To make matters worse, most restaurant owners don’t have the cash or the credit to do so. They are afraid to go to the mailbox, because they are getting eviction notices or threatening letters from landlords for months of over due rent. Their banks are running out of patience on their line of credit. Their own business and personal credits cards are maxed out.
Just to open their doors again, the average restaurant owner would have to come up with $500,000 to $1 million dollars of their own cash to stave off the creditors, replace enough of their inventory for their customers, and unlock the front doors, assuming the government even allows them to open their doors in their city. But restaurant owners are not stupid. They know their restaurant is not going to fill up with customers immediately.
Restauranteurs know that if everything goes well and America gets back on it’s feet, if Washington D.C. doesn’t implode because of the unbelievable political battles that threaten our nation’s survival, if we don’t have a massive economic crash, if there isn’t another round of Covid-19 shut downs, if there isn’t war in the middle east, if China doesn’t collapse and start an International domino effect, and if customers’ habits can be changed to bring them back to eating out publicly again, maybe they could survive. But what restauranteur would take that kind of huge risk for so little potential reward?
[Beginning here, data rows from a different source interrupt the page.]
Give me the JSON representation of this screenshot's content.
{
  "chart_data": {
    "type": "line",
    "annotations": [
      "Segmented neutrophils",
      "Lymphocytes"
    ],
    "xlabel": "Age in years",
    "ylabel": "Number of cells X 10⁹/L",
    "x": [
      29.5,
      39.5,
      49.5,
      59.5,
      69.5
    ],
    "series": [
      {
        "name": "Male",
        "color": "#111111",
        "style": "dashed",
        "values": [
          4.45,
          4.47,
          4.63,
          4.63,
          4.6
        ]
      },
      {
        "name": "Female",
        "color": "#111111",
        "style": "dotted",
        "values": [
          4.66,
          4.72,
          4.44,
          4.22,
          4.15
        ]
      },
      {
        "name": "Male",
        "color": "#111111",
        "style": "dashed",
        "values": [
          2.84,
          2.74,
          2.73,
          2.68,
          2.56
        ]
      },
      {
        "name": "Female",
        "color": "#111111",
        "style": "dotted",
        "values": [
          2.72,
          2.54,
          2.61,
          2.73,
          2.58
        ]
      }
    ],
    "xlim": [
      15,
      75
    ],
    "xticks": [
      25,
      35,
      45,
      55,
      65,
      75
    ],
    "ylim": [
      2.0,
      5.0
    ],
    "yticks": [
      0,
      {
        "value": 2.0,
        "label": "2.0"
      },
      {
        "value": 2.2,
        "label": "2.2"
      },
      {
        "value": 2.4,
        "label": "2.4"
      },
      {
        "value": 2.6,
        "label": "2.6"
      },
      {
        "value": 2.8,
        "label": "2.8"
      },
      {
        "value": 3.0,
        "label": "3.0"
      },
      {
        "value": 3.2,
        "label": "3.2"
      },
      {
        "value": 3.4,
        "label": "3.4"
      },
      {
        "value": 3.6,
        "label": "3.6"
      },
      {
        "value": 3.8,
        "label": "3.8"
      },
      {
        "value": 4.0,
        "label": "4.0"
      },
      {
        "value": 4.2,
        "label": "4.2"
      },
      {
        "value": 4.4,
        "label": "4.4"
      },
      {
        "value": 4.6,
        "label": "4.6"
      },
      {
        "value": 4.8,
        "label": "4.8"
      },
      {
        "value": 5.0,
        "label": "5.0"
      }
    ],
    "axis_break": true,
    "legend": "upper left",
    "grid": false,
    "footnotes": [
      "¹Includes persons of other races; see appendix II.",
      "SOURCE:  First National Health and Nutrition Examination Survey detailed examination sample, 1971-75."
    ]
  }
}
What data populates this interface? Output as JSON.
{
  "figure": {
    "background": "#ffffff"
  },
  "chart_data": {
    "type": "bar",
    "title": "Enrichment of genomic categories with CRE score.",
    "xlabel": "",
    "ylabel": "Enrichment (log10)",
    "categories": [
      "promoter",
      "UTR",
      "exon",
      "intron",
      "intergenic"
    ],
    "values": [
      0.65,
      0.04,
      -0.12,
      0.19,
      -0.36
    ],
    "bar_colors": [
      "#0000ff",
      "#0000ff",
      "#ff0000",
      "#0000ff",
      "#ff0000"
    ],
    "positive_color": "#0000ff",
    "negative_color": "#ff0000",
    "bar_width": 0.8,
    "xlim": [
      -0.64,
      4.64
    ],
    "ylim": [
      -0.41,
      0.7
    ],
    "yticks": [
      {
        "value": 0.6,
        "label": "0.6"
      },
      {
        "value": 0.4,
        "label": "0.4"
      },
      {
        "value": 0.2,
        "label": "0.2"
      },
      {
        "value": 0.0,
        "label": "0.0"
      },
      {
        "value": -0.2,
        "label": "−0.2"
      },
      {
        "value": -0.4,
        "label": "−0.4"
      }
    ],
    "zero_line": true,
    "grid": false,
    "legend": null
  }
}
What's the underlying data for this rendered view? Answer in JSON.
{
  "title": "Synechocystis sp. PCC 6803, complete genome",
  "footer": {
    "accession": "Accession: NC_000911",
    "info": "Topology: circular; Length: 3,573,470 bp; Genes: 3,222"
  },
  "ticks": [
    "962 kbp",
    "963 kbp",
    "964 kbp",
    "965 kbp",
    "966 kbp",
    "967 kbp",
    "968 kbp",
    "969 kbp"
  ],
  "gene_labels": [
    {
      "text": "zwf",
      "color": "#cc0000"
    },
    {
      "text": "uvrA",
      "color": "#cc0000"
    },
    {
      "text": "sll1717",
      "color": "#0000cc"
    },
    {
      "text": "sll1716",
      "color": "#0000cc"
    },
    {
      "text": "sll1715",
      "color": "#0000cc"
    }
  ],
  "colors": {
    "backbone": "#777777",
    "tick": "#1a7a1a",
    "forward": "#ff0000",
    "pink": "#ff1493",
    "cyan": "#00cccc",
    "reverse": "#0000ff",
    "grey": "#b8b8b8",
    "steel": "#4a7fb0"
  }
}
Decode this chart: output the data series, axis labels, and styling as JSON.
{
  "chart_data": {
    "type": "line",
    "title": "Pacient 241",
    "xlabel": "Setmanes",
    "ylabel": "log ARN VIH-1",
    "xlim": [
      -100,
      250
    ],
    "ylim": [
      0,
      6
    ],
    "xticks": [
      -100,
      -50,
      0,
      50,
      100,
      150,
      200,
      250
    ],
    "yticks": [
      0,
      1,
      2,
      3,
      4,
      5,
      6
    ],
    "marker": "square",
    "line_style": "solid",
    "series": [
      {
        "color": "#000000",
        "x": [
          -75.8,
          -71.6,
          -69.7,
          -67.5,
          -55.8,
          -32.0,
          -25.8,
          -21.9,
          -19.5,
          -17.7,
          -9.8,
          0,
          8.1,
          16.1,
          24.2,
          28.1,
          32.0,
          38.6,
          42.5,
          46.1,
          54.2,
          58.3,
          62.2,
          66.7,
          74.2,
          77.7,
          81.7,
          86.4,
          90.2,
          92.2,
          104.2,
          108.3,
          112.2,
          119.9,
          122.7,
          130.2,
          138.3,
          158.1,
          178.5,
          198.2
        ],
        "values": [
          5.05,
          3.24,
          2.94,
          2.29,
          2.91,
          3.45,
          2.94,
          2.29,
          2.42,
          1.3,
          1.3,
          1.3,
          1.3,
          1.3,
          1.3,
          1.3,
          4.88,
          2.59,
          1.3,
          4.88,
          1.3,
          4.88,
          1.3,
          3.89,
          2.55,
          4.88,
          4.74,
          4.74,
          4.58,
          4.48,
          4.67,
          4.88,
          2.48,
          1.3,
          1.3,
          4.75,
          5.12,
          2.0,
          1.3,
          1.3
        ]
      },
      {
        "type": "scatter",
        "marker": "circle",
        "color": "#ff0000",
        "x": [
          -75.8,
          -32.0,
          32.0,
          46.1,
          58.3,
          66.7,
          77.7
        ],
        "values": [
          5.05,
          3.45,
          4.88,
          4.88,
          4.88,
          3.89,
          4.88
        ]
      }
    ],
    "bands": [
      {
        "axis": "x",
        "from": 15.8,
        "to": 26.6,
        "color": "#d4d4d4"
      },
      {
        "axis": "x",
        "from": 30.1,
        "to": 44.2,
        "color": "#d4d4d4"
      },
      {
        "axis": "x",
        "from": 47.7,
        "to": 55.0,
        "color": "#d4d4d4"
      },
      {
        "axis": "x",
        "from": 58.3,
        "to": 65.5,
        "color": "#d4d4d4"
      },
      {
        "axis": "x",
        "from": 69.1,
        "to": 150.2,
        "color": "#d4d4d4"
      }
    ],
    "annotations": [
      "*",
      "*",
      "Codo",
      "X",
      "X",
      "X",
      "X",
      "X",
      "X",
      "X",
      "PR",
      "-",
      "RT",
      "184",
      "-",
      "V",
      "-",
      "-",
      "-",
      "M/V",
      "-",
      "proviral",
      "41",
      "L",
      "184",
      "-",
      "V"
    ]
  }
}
And that gets us to the last point. If the restaurant industry collapses permanently, how will that effect the rest of the economy. Since the restaurant business is just one of many industries on the ropes right now, there will be a disastrous chain reaction, and an economic depression worse than 1929 is not out of the question.
If you owned a restaurant in Las Vegas, and you had to think all of this through, would you invest every dollar you ever saved over a lifetime of hard work, risking it all with odds that probably are worse than betting against the house of a Vegas casino? Of course you wouldn’t. Now you see why I think the restaurant industry is in serious trouble, and this is why our nation is in trouble. Whatever you may think about Covid-19, whether you think it is real or a hoax, one thing we must agree on if you are a rational person who understand fundamental math, the economic consequences of the government shut down of American businesses has and will continue to be far more devastating than the virus itself by an order of magnitude.
Lastly, I’m not suggesting there will never be restaurants. Of course there will be. People must eat, and not everyone likes to cook at home all the time. Here’s the likely scenario. New younger restauranteurs will come along and take over the good restaurants, but they will only be able to do so without taking on the lease that is in default. They must start with a clean slate, no debt, and they will only be motivated to take the risk if they are able to buy the restaurant equipment at garage sale prices, 70% to 90% off replacement costs. Much of this will happen as restaurants file bankruptcy and the trustee liquidates all assets. Not a pretty picture, is it? The other challenge that new restaurateurs are going to have is trying to restart a fully functional supply chain for their specific type of restaurant. That will be a bit like a roller coaster that starts and slows down and starts and stops and starts slowly again.
Thank you to our politicians who devastated the restaurant industry.